Symbole de la nouvelle génération de musiciens de Los Angeles, le label Brainfeeder fête ses 10 ans en 2018, avec une compile de 36 titres baptisée “Brainfeeder X”. Une décennie durant laquelle la bande de Californiens menée par Flying Lotus a effacé les frontières entre hip-hop, électro et jazz, façonnant une version moderne de la musique psychédélique. Retour sur l’histoire d’un label qui a déjà connu plusieurs vies.

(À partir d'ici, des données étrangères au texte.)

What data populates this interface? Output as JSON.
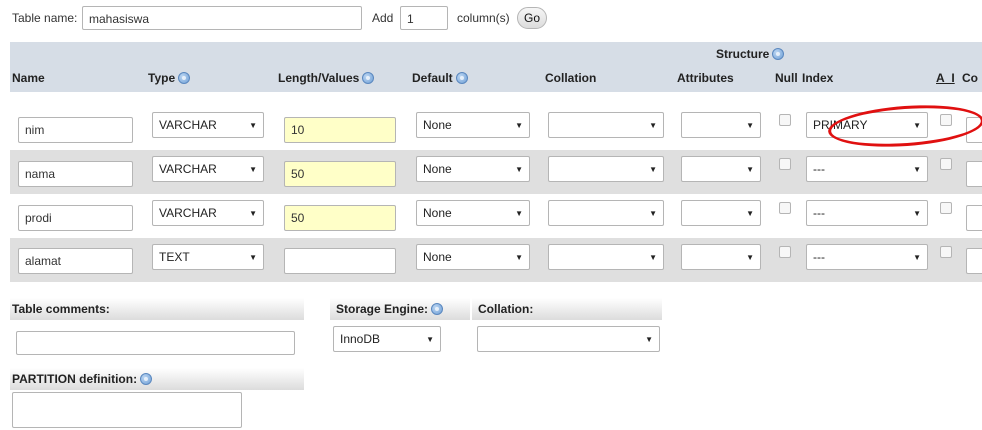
{
  "top": {
    "table_name_label": "Table name:",
    "table_name_value": "mahasiswa",
    "add_label": "Add",
    "add_count": "1",
    "columns_label": "column(s)",
    "go_label": "Go"
  },
  "structure_title": "Structure",
  "columns_header": {
    "name": "Name",
    "type": "Type",
    "length": "Length/Values",
    "default": "Default",
    "collation": "Collation",
    "attributes": "Attributes",
    "null": "Null",
    "index": "Index",
    "ai": "A_I",
    "comments": "Co"
  },
  "rows": [
    {
      "name": "nim",
      "type": "VARCHAR",
      "length": "10",
      "default": "None",
      "collation": "",
      "attributes": "",
      "index": "PRIMARY"
    },
    {
      "name": "nama",
      "type": "VARCHAR",
      "length": "50",
      "default": "None",
      "collation": "",
      "attributes": "",
      "index": "---"
    },
    {
      "name": "prodi",
      "type": "VARCHAR",
      "length": "50",
      "default": "None",
      "collation": "",
      "attributes": "",
      "index": "---"
    },
    {
      "name": "alamat",
      "type": "TEXT",
      "length": "",
      "default": "None",
      "collation": "",
      "attributes": "",
      "index": "---"
    }
  ],
  "bottom": {
    "table_comments_label": "Table comments:",
    "table_comments_value": "",
    "storage_engine_label": "Storage Engine:",
    "storage_engine_value": "InnoDB",
    "collation_label": "Collation:",
    "collation_value": "",
    "partition_label": "PARTITION definition:",
    "partition_value": ""
  },
  "colors": {
    "header_band": "#d6dde6",
    "row_alt": "#dfdfdf",
    "length_highlight": "#ffffc8",
    "annotation": "#e01010"
  },
  "icons": [
    "help-icon",
    "dropdown-arrow-icon"
  ]
}
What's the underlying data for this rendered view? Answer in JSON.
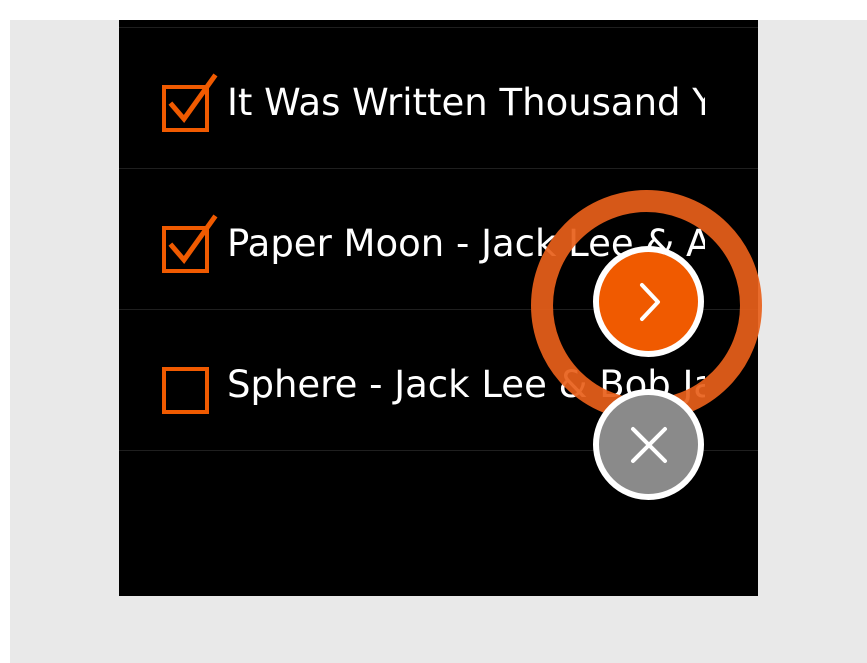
{
  "songs": [
    {
      "label": "It Was Written Thousand Years Ago - Jack Lee & Bob James",
      "checked": true
    },
    {
      "label": "Paper Moon - Jack Lee & Alan Broadbent",
      "checked": true
    },
    {
      "label": "Sphere - Jack Lee & Bob James",
      "checked": false
    }
  ],
  "actions": {
    "next": {
      "icon": "chevron-right-icon"
    },
    "cancel": {
      "icon": "close-icon"
    }
  },
  "colors": {
    "accent": "#f05a00",
    "ring": "#e85f1a",
    "background": "#000000",
    "cancel": "#8a8a8a",
    "text": "#ffffff"
  }
}
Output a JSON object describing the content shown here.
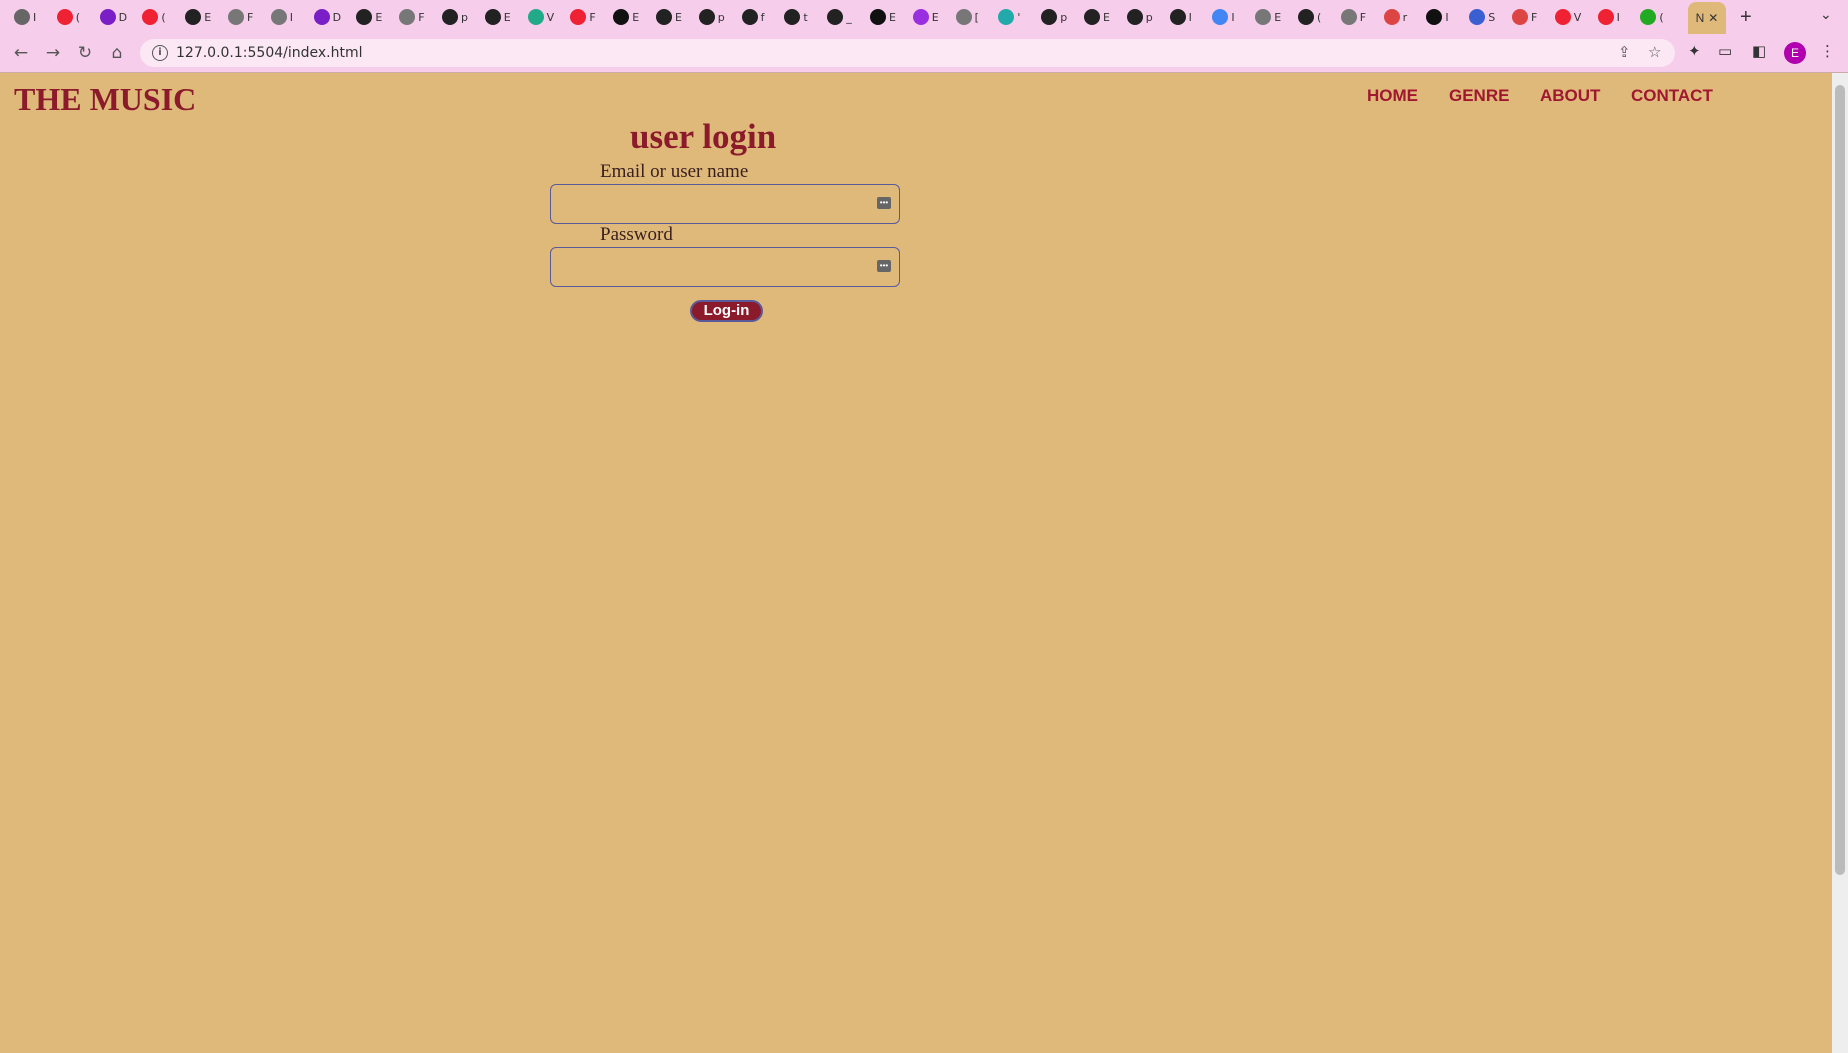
{
  "browser": {
    "tabs": [
      {
        "icon": "chrome-icon",
        "label": "I",
        "color": "#666"
      },
      {
        "icon": "opera-icon",
        "label": "(",
        "color": "#e23"
      },
      {
        "icon": "list-icon",
        "label": "D",
        "color": "#7a1fc7"
      },
      {
        "icon": "opera-icon",
        "label": "(",
        "color": "#e23"
      },
      {
        "icon": "github-icon",
        "label": "E",
        "color": "#222"
      },
      {
        "icon": "globe-icon",
        "label": "F",
        "color": "#777"
      },
      {
        "icon": "globe-icon",
        "label": "I",
        "color": "#777"
      },
      {
        "icon": "list-icon",
        "label": "D",
        "color": "#7a1fc7"
      },
      {
        "icon": "github-icon",
        "label": "E",
        "color": "#222"
      },
      {
        "icon": "globe-icon",
        "label": "F",
        "color": "#777"
      },
      {
        "icon": "github-icon",
        "label": "p",
        "color": "#222"
      },
      {
        "icon": "github-icon",
        "label": "E",
        "color": "#222"
      },
      {
        "icon": "w-icon",
        "label": "V",
        "color": "#2a8"
      },
      {
        "icon": "opera-icon",
        "label": "F",
        "color": "#e23"
      },
      {
        "icon": "m-icon",
        "label": "E",
        "color": "#111"
      },
      {
        "icon": "github-icon",
        "label": "E",
        "color": "#222"
      },
      {
        "icon": "github-icon",
        "label": "p",
        "color": "#222"
      },
      {
        "icon": "github-icon",
        "label": "f",
        "color": "#222"
      },
      {
        "icon": "github-icon",
        "label": "t",
        "color": "#222"
      },
      {
        "icon": "github-icon",
        "label": "_",
        "color": "#222"
      },
      {
        "icon": "a-icon",
        "label": "E",
        "color": "#111"
      },
      {
        "icon": "b-icon",
        "label": "E",
        "color": "#9a2fe0"
      },
      {
        "icon": "globe-icon",
        "label": "[",
        "color": "#777"
      },
      {
        "icon": "d-icon",
        "label": "'",
        "color": "#2aa"
      },
      {
        "icon": "github-icon",
        "label": "p",
        "color": "#222"
      },
      {
        "icon": "github-icon",
        "label": "E",
        "color": "#222"
      },
      {
        "icon": "github-icon",
        "label": "p",
        "color": "#222"
      },
      {
        "icon": "github-icon",
        "label": "I",
        "color": "#222"
      },
      {
        "icon": "google-icon",
        "label": "I",
        "color": "#4285f4"
      },
      {
        "icon": "globe-icon",
        "label": "E",
        "color": "#777"
      },
      {
        "icon": "github-icon",
        "label": "(",
        "color": "#222"
      },
      {
        "icon": "globe-icon",
        "label": "F",
        "color": "#777"
      },
      {
        "icon": "gmail-icon",
        "label": "r",
        "color": "#d44"
      },
      {
        "icon": "media-icon",
        "label": "I",
        "color": "#111"
      },
      {
        "icon": "list-icon",
        "label": "S",
        "color": "#3a5fd0"
      },
      {
        "icon": "gmail-icon",
        "label": "F",
        "color": "#d44"
      },
      {
        "icon": "opera-icon",
        "label": "V",
        "color": "#e23"
      },
      {
        "icon": "opera-icon",
        "label": "I",
        "color": "#e23"
      },
      {
        "icon": "drive-icon",
        "label": "(",
        "color": "#2a2"
      }
    ],
    "active_tab": {
      "label": "N",
      "close": "✕"
    },
    "new_tab": "+",
    "tab_menu": "⌄",
    "url": "127.0.0.1:5504/index.html",
    "profile_initial": "E"
  },
  "site": {
    "brand": "THE MUSIC",
    "nav": [
      "HOME",
      "GENRE",
      "ABOUT",
      "CONTACT"
    ],
    "form": {
      "title": "user login",
      "email_label": "Email or user name",
      "password_label": "Password",
      "submit": "Log-in"
    }
  }
}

Pas facile d’exister à Los Angeles pour un musicien. D’autant plus pour un producteur de hip-hop instrumental dans une ville où, de Snoop Dogg à Kendrick Lamar, les idoles ont toujours porté un micro à la main. Ce sont pourtant des hommes de l’ombre, beatmakers et session men, que Brainfeeder a mis en lumière, devenant le fer de lance de ce qu’on a sobrement nommé la Los Angeles beat scene, soit une poignée de producteurs qui écoutaient en boucle DJ Krush, J Dilla ou Massive Attack, et qui ont réimaginé l’abstract hip-hop en insistant sur le côté stoner. Celui qui tient le projecteur, c’est bien sûr son fondateur Flying Lotus, qui, après avoir vu sa renommée internationale grimper en flèche avec son album Los Angeles, sorti sur le prestigieux label britannique Warp en 2008, a décidé d’en faire profiter les copains.

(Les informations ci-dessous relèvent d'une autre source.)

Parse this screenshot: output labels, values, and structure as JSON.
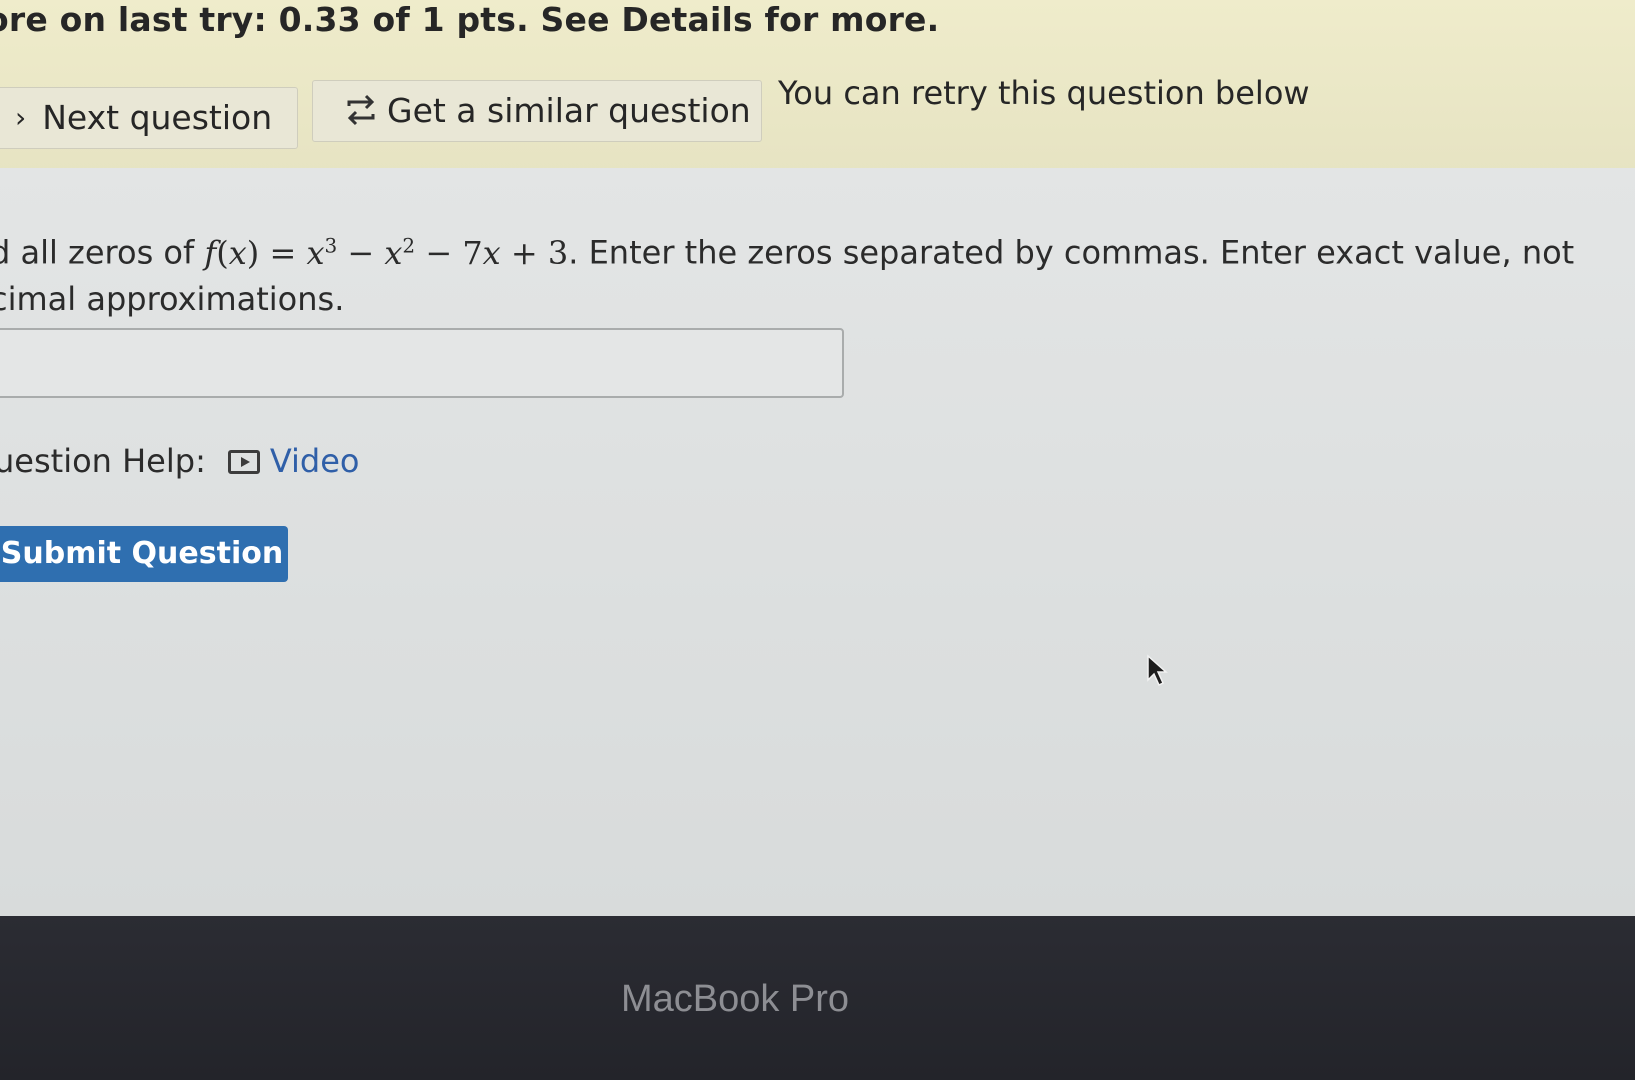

Surnommé “le Jimi Hendrix de la musique électronique” à ses débuts par Mary Anne Hobbs, la grande prêtresse de la BBC, Flying Lotus a en fait suivi une démarche naturelle, lui qui a toujours pu compter sur le soutien des anciens, comme son mentor Carlos Niño d’Ammoncontact, qui avait publié le premier titre du jeune Steve Ellison Two Bottom Blues sur la compilation Carlos Niño Presents the Sound of L.A en 2006. Un disque sur lequel on retrouvait Ras G, Daedelus ou Georgia Anne Muldrow, tous futurs signataires de Brainfeeder, qui partage l’approche et l’esprit d’un autre label hip-hop historique de la région, Stones Throw.

Deux ans auparavant, Flying Lotus, alors en école de cinéma, était stagiaire dans les bureaux du label de Madlib et Dâm-Funk. Le boss Peanut Butter Wolf l’avait chargé de filmer les concerts des artistes maisons, comme celui de MF Doom en 2004, lors duquel il rencontra The Gaslamp Killer, qui deviendra une des figures de Brainfeeder, et produira avec FlyLo l’album ovni de Gonjasufi, A Sufi and a Killer, en 2010 chez Warp. “Je ne savais pas qu’il faisait des beats, raconte Gaslamp Killer. C’est Peanut Butter Wolf qui m’a fait écouter ses sons pour la première fois et j’ai trouvé ça incroyable. On était bookés ensemble deux mois plus tard et on est devenus amis. Il a vu que Samiyam, Ras G et moi n’arrivions pas à sortir notre musique, que personne ne voulait de nous. Et quand il a signé chez Warp, il a décidé de monter un label pour ses amis et il a sorti nos disques avec le peu d’argent qu’il avait. Il essaye de souder la communauté, il a ce talent pour réunir les gens. C'est lui qui a fait monter cette scène LA beat. Quand il fait quelque chose de bon, c’est toute la ville qui en profite.” “Sans Stones Throw, ça aurait été une autre histoire à L.A, confirme FlyLo. Leur maison a aidé à construire la mienne. Et je pense que j'aide aussi d'autres gens à obtenir des dates grâce à mon travail. Si tout le monde pouvait aider à faire avancer la musique, ce serait le bonheur.”

Chez Stones Throw, Flying Lotus observe le fonctionnement du label, tout en rêvant à du hip-hop sans MC. A l’époque, il est installé à Das Bauhaus, à Northridge, un complexe d’appartements loués à des artistes, étudiants, musiciens au Nord-Ouest de LA. Ses voisins ? Adam Stover, qui bosse dans le magasin de disques Tower Records et deviendra le label manager de Brainfeeder, Teebs et Samiyam, qui feront partie des premières signatures. En 2008, le label est officiellement lancé avec, au mois de mai, Rap Beats Vol.1 par Samiyam, et reçoit tout de suite un coup de main bienvenu de la part d’un autre ancien, Kevin Marques Moo, alias Daddy Kev, fondateur du label Alpha Pulp en 2004, éditeur des albums de Nosaj Thing, Daedelus, Free The Robots ou Nobody, qui leur propose de gérer la distribution digitale de leurs disques.